Rev. Ryusho Jeffus and I were thrown together for a few months in a furious march through the Nichiren Shu priest education system, from the written exam, to Sodo Rin and finally Shingyo Dojo. The powers that be decided I would be the on-call simultaneous interpreter for Ryusho who had no Japanese though it was not an easy job as I had my own studies and practice to do.

Ryusho was kind and cut me free when a lecture or instruction didn’t seem important. “Give me a recap later,” he would say. He was a former Marine and it showed: he was used to receiving orders and dashing around and joked that Shingyo Dojo was “like being in the military again,” even though his health was not robust and it was difficult for him. Twice we had to go to Minobu Hospital to get special asthma medication to get him through the 35 day training.

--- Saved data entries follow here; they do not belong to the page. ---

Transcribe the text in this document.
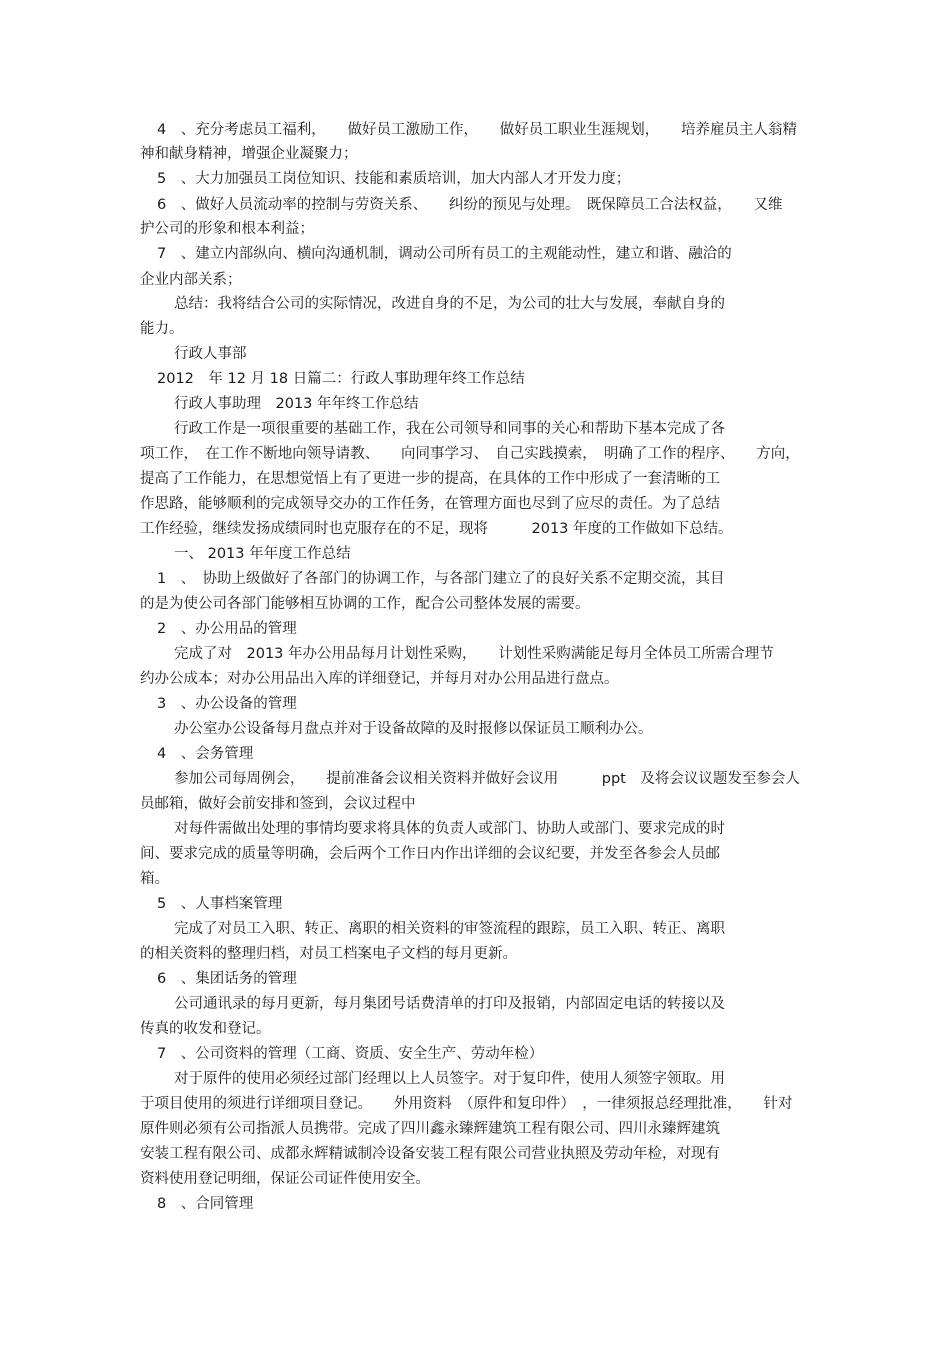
4　、充分考虑员工福利，　　做好员工激励工作，　　做好员工职业生涯规划，　　培养雇员主人翁精
神和献身精神，增强企业凝聚力；
5　、大力加强员工岗位知识、技能和素质培训，加大内部人才开发力度；
6　、做好人员流动率的控制与劳资关系、　　纠纷的预见与处理。　既保障员工合法权益，　　又维
护公司的形象和根本利益；
7　、建立内部纵向、横向沟通机制，调动公司所有员工的主观能动性，建立和谐、融洽的
企业内部关系；
总结：我将结合公司的实际情况，改进自身的不足，为公司的壮大与发展，奉献自身的
能力。
行政人事部
2012　年 12 月 18 日篇二：行政人事助理年终工作总结
行政人事助理　2013 年年终工作总结
行政工作是一项很重要的基础工作，我在公司领导和同事的关心和帮助下基本完成了各
项工作，　在工作不断地向领导请教、　　向同事学习、　自己实践摸索，　明确了工作的程序、　　方向，
提高了工作能力，在思想觉悟上有了更进一步的提高，在具体的工作中形成了一套清晰的工
作思路，能够顺利的完成领导交办的工作任务，在管理方面也尽到了应尽的责任。为了总结
工作经验，继续发扬成绩同时也克服存在的不足，现将　　　2013 年度的工作做如下总结。
一、 2013 年年度工作总结
1　、　协助上级做好了各部门的协调工作，与各部门建立了的良好关系不定期交流，其目
的是为使公司各部门能够相互协调的工作，配合公司整体发展的需要。
2　、办公用品的管理
完成了对　2013 年办公用品每月计划性采购，　　计划性采购满能足每月全体员工所需合理节
约办公成本；对办公用品出入库的详细登记，并每月对办公用品进行盘点。
3　、办公设备的管理
办公室办公设备每月盘点并对于设备故障的及时报修以保证员工顺利办公。
4　、会务管理
参加公司每周例会，　　提前准备会议相关资料并做好会议用　　　ppt　及将会议议题发至参会人
员邮箱，做好会前安排和签到，会议过程中
对每件需做出处理的事情均要求将具体的负责人或部门、协助人或部门、要求完成的时
间、要求完成的质量等明确，会后两个工作日内作出详细的会议纪要，并发至各参会人员邮
箱。
5　、人事档案管理
完成了对员工入职、转正、离职的相关资料的审签流程的跟踪，员工入职、转正、离职
的相关资料的整理归档，对员工档案电子文档的每月更新。
6　、集团话务的管理
公司通讯录的每月更新，每月集团号话费清单的打印及报销，内部固定电话的转接以及
传真的收发和登记。
7　、公司资料的管理（工商、资质、安全生产、劳动年检）
对于原件的使用必须经过部门经理以上人员签字。对于复印件，使用人须签字领取。用
于项目使用的须进行详细项目登记。　　外用资料　（原件和复印件）　，一律须报总经理批准，　　针对
原件则必须有公司指派人员携带。完成了四川鑫永臻辉建筑工程有限公司、四川永臻辉建筑
安装工程有限公司、成都永辉精诚制冷设备安装工程有限公司营业执照及劳动年检，对现有
资料使用登记明细，保证公司证件使用安全。
8　、合同管理
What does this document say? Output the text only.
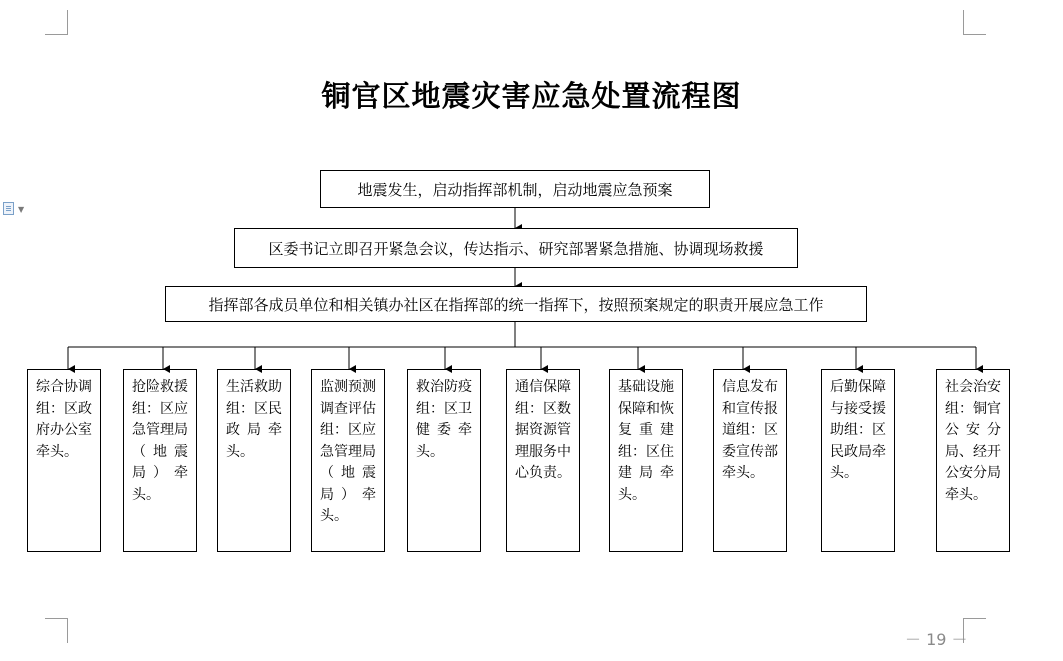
▼
铜官区地震灾害应急处置流程图
地震发生，启动指挥部机制，启动地震应急预案
区委书记立即召开紧急会议，传达指示、研究部署紧急措施、协调现场救援
指挥部各成员单位和相关镇办社区在指挥部的统一指挥下，按照预案规定的职责开展应急工作
综合协调组：区政府办公室牵头。
抢险救援组：区应急管理局（地震局）牵头。
生活救助组：区民政局牵头。
监测预测调查评估组：区应急管理局（地震局）牵头。
救治防疫组：区卫健委牵头。
通信保障组：区数据资源管理服务中心负责。
基础设施保障和恢复重建组：区住建局牵头。
信息发布和宣传报道组：区委宣传部牵头。
后勤保障与接受援助组：区民政局牵头。
社会治安组：铜官公安分局、经开公安分局牵头。
－ 19 －
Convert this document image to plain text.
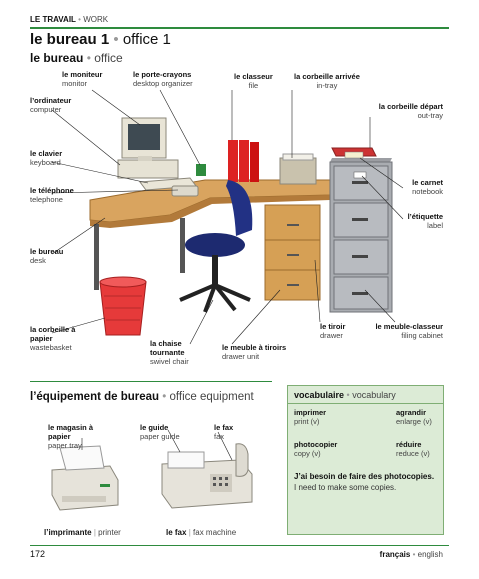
LE TRAVAIL • WORK
le bureau 1 • office 1
le bureau • office
le moniteur
monitor
le porte-crayons
desktop organizer
le classeur
file
la corbeille arrivée
in-tray
la corbeille départ
out-tray
l’ordinateur
computer
le clavier
keyboard
le téléphone
telephone
le bureau
desk
la corbeille à papier
wastebasket
le carnet
notebook
l’étiquette
label
la chaise tournante
swivel chair
le meuble à tiroirs
drawer unit
le tiroir
drawer
le meuble-classeur
filing cabinet
l’équipement de bureau • office equipment
le magasin à papier
paper tray
le guide
paper guide
le fax
fax
l’imprimante | printer	le fax | fax machine
vocabulaire • vocabulary
imprimer
print (v)
agrandir
enlarge (v)
photocopier
copy (v)
réduire
reduce (v)
J’ai besoin de faire des photocopies.
I need to make some copies.
172	français • english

We had a special Shingyo Dojo shared memory. Near the end as we were to climb Shichimensan, it was touch and go if he could make it but he was absolutely determined to try. I was put in charge as his climbing partner. It was a hard long climb in cool drizzling rain. Just as we walked past the Wakomon Gate, the sun peeked out from a rift in the clouds and we walked in a tunnel of light the last few steps up Shichimensan as though we were entering a mystical world.

That will always be my memory of Ryusho. His memory of me was the next day as hiked down the North Sando trail in beautiful clear spring weather: I walked immediately behind tightly holding onto his obi the whole way down to keep him from tripping and falling, which he nearly did many times from fatigue. But we made it.

It is said that the followers of Nichiren make one last climb up Shichimensan as they leave this world. Gassho Ryusho, I hope you made it okay on your own.

Rev. Ryusho Jeffus passed away on August 11, 2020.